Мария Даниловна равнодушно оглядела свою комнату. Ни гора стружек на полу, ни засохший букет в вазе, ни даже таракан, беспардонно проползший в щель под дверью прямо на глазах хозяйки, казалось бы, на верную свою смерть, ибо прежде подобных гостей она всегда встречала, вооружившись дихлофосом или же на худой конец тапкой, — все это, как ни странно, совершенно не волновало пенсионерку Сухову сейчас. Простояв некоторое время в оцепенении, тупо глядя в какую-то одну точку перед собой, она едва заметно кивнула, затем ровными шагами подошла к шкафу и достала чемодан. Вначале она принялась запихивать в него вещи как попало, попросту вывалив содержимое шкафа на пол, но затем, как-то внезапно осунувшись, она с виноватым видом аккуратно повесила одежду обратно, упаковав в чемодан лишь самое необходимое. Чуть помедлив, она вновь согласно качнула головой, не глядя сняла с гвоздика ключик и необычной для нее ровной, почти автоматической походкой направилась в ванную, где, отперев принадлежащий ей ящичек, забрала мыло и зубную щетку.
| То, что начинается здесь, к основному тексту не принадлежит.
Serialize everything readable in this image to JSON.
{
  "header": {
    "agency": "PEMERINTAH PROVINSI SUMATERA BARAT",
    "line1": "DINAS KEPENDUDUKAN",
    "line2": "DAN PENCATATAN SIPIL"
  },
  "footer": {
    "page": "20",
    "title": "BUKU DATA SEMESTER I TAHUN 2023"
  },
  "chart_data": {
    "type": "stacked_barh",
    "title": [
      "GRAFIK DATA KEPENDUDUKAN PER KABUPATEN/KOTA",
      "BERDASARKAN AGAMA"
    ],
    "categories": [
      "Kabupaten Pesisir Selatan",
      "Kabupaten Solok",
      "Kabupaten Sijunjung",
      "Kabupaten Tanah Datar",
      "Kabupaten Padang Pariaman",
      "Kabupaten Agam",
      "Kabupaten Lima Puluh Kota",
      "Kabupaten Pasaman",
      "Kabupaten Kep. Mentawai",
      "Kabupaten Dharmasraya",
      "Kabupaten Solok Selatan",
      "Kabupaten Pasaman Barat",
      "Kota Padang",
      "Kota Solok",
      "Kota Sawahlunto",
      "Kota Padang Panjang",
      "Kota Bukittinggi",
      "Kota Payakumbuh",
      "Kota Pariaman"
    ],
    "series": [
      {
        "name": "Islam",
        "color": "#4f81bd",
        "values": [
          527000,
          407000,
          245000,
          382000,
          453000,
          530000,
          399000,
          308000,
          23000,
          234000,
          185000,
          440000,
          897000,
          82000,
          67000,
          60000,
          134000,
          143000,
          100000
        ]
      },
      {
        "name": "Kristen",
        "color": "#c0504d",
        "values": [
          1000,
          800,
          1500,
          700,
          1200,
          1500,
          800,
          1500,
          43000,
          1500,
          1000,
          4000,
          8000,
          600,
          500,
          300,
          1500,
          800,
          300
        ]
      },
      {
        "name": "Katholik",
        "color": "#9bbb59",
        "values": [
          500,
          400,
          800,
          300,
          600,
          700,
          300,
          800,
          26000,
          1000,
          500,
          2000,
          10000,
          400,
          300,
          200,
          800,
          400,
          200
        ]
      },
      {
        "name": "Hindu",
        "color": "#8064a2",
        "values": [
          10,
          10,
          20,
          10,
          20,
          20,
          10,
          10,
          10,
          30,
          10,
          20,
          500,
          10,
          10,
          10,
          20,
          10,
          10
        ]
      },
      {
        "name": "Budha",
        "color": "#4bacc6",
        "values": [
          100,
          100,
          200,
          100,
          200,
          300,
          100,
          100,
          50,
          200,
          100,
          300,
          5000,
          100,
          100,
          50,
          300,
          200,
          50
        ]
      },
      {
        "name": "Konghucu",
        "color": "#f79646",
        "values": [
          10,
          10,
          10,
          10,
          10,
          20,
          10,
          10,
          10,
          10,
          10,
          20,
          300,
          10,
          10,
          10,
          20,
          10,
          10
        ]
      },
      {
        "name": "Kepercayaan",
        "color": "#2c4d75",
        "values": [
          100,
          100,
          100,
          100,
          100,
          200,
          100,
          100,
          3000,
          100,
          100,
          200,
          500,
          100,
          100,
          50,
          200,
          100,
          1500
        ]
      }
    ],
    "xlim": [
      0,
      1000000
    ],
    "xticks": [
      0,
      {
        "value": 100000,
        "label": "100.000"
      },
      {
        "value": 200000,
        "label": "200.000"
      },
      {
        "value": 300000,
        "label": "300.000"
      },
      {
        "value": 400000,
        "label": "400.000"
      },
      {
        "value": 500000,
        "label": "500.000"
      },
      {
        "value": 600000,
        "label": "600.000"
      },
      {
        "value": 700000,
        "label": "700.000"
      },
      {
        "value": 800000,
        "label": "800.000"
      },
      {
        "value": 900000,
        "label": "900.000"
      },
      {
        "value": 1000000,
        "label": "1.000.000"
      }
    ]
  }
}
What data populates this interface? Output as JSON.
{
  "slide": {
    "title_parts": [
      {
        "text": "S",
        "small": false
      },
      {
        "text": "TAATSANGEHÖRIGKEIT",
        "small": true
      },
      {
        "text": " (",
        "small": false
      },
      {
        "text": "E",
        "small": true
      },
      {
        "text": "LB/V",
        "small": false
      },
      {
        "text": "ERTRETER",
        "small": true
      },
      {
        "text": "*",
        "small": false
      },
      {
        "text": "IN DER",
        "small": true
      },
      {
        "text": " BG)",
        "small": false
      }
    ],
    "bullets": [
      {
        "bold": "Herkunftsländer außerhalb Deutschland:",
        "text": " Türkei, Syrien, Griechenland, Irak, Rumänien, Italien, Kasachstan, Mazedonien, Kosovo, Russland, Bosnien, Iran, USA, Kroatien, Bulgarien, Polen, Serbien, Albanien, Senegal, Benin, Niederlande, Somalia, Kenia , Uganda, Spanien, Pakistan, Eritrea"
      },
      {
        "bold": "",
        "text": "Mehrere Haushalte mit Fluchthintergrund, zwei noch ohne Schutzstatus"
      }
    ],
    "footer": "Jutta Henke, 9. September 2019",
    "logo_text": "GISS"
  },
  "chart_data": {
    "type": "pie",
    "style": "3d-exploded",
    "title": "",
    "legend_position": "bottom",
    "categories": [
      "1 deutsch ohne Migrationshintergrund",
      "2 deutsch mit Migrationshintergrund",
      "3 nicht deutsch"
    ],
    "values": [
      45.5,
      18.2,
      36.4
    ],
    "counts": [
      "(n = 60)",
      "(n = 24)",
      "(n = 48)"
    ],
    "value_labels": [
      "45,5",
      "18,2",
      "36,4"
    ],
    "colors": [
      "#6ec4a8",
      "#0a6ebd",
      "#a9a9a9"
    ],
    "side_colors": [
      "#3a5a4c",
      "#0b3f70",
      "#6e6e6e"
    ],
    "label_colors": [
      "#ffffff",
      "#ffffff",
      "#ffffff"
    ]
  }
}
Двигаясь так же прямо, она вернулась к себе, полностью игнорируя то и дело попадавшихся на пути соседей, как раз возвращающихся с работы, что, впрочем, не особенно их удивило, поскольку за все эти десятилетия, проведенные в коммуналке, Суховой так и не удалось — да и не хотелось — вписаться в их недружный коллектив… Войдя в комнату, Мария Даниловна убрала в чемодан все, что принесла из ванной, повесила обратно ключик и хотела было присесть, но тут же, подскочив, бросилась к буфету и бережно извлекла оттуда недавнюю свою поделку. Завернув ее в новенькую, приготовленную кому-то в подарок кружевную салфетку, она добавила ее к содержимому чемодана. Еще раз осмотрев комнату, она удовлетворенно кивнула, взялась за ручку чемодана и потянулась было к выключателю… Отдернув руку, она с виноватым видом надела плащ. Выглянув в окно, она решительно закуталась в узорчатый платок и надела шляпку. Черты лица ее, до того почти неподвижные, смягчились, — казалось, она вспомнила что-то важное. Взяв большую корзину, она неуверенно начала составлять в нее цветы в горшках, украшавшие подоконник. Закончив, она вопросительно взглянула куда-то в пространство, но, видимо не получив ответа, чуть пожала плечом и снова взялась за чемодан. Выключив свет, Мария Даниловна вышла из комнаты, обе ее руки были заняты… Коридор оказался пуст, и лишь негромкий хлопок входной двери, не замеченный никем из жильцов, прозвучал прощанием…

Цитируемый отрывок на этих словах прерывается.